There are two natural questions to ask now: Given a set of primes, what is the smallest composite not removed from the naturals? and how far can you go where "most" of the survivors are prime? Well, if we skip a prime in our generating set, then the square of that prime is a composite not removed from the naturals by our set of primes, so the square of the smallest prime not in our generating set is the smallest composite not removed from the naturals. The second question is harder.
If we put all the primes up to the $n^{\text{th}}$ prime, $p_n$, into our generating set, then the square of the next prime, $p_{n+1}^2$ is the first composite not removed from the list and the product of the next two primes, $p_{n+1}p_{n+2}$ is the second composite not removed from the list. These can be substantially larger than the largest prime in the generating set, so it can be quite a while before "most" of the numbers passing the sieve are composite. (One might wonder about bootstrapping this process -- where does our initial list of primes come from? From the empty generating set, we get that $2$ is prime (actually, that $2$ and $3$ are prime...) From that generating set, we get that $3$, $5$, and $7$ are prime and, since $9$ is the square of the first new prime, we stop. From these, we get all the primes up to $121$ and can continue as long as necessary to get large initial segments of the primes.)
Wheel sieving is not the only or the best way to use a short list of primes to generate more primes. The Atkin sieve starts by using the factorization $60 = 2^2 \cdot 3 \cdot 5$ to eliminate residue classes modulo $60$ that cannot contain primes, just as was done in the wheel sieve. Then some number theory is used to eliminate additional composites so that among the survivors, you do not mark off their multiples as you go, you mark off multiples of their squares. This requires vastly less marking, so runs much faster.
So how does this help us find large primes for RSA or a string of primes for the CRT. For RSA, decide how large a prime you want and make an array of numbers around this size. There are good estimates of how far apart prime numbers are so we know about how long to make this array. Then sieve out the multiples of $2$, $3$, $5$, $7$, and so on up to primes about the size of the length of the array. This leaves very few "maybe primes" to then run through a slow primality test. For the CRT task needing $N$ primes about the same size, make the array $N$ times larger, sieve out by small primes, then test the survivors for primality using a slow test.

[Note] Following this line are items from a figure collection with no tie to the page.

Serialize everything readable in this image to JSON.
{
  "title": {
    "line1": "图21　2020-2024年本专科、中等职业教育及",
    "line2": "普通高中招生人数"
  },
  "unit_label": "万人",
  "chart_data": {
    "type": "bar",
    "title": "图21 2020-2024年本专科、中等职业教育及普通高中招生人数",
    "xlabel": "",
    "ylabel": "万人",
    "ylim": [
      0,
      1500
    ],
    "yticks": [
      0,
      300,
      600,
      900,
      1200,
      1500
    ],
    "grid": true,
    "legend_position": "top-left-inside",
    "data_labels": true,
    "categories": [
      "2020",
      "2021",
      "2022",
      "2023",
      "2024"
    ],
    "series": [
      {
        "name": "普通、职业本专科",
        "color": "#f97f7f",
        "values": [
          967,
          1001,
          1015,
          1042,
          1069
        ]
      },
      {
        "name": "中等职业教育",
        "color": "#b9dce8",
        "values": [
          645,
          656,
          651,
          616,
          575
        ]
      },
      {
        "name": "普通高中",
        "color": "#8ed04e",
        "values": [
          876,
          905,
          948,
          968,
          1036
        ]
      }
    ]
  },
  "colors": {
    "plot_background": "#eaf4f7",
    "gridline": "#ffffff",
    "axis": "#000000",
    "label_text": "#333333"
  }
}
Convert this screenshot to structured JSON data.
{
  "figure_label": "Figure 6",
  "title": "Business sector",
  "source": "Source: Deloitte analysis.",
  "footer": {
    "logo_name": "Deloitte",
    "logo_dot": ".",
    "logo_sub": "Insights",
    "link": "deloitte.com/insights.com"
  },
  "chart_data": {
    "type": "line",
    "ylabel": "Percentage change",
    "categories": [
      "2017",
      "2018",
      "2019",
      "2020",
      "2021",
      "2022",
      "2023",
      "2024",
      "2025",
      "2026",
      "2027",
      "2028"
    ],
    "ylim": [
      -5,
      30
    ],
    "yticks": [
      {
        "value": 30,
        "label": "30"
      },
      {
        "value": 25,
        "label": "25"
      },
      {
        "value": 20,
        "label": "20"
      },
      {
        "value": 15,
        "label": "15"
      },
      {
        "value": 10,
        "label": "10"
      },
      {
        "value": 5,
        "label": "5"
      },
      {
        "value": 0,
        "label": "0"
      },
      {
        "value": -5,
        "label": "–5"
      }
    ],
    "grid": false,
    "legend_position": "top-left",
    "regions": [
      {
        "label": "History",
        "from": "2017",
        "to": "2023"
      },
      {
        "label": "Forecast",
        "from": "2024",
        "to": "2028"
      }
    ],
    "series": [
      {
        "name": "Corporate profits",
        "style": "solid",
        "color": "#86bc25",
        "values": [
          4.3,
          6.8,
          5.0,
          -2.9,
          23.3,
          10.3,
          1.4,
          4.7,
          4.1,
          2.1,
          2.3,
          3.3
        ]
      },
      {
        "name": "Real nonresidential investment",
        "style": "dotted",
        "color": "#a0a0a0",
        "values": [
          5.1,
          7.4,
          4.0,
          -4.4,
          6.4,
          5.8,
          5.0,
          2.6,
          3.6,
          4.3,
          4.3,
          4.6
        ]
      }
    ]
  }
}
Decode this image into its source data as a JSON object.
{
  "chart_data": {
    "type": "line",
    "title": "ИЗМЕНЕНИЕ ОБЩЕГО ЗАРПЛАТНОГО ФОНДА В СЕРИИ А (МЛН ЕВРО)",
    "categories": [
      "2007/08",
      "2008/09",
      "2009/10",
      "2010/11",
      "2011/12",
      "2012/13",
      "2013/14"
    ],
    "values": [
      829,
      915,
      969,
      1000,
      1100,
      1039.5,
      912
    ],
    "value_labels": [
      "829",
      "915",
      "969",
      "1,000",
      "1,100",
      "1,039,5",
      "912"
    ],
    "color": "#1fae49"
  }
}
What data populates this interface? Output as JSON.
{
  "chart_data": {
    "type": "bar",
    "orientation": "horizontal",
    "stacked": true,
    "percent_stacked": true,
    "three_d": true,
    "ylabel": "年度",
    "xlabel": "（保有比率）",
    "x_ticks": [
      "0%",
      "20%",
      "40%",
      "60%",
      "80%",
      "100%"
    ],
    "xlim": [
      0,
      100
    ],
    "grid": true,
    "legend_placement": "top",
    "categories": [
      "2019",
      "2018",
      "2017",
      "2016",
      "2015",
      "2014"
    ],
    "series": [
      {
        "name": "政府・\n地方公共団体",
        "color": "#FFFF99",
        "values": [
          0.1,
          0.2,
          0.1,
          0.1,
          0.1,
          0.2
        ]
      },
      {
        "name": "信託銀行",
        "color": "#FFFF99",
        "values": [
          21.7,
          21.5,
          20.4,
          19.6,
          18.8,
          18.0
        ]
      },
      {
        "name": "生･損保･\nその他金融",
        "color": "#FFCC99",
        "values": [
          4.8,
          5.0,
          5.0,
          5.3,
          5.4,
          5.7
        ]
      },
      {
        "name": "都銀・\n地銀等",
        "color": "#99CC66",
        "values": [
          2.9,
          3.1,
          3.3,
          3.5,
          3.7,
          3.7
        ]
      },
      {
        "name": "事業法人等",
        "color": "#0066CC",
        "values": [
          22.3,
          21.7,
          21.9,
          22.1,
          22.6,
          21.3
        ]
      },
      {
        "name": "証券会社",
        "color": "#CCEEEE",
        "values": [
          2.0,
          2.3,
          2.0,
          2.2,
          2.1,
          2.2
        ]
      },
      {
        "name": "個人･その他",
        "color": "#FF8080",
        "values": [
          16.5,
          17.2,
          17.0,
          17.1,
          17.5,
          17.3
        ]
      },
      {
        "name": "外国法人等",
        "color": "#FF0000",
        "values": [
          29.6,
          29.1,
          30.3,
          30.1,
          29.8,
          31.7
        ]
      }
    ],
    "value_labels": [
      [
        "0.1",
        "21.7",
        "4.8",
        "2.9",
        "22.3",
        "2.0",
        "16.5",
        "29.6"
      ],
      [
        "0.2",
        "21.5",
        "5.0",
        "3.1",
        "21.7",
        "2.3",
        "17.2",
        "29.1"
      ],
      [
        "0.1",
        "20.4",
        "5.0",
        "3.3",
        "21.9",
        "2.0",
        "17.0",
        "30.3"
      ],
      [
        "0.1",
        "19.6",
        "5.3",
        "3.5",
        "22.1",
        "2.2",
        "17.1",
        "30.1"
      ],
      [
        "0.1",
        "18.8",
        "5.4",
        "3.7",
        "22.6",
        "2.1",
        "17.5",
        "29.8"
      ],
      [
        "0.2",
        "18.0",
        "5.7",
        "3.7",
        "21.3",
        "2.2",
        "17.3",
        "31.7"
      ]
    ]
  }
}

(As a practical matter, it is frequently not necessary to have bona fide primes. It is sufficient to be "prime enough". This is definitely the case for th CRT application. You can instead, sieve out by small primes, then check the survivors for relative primality using Euclid's algorithm to compute the GCD. A collection that is pairwise relatively prime will work just as well as if they were prime -- and if you have sieved by all primes up to the length of the array, you know there cannot be a common prime factor among the survivors, so the GCDs can be skipped. This is less true for RSA -- RSA starts with the product of two large primes, a semiprime, that must satisfy additional tests. These additional tests comprise a second round of sieving, since we may need several primes to find ones that pass this second round, it makes sense to initially sieve a larger array, just to put off having to restart the initial sieve with an array representing the next block of natural numbers.)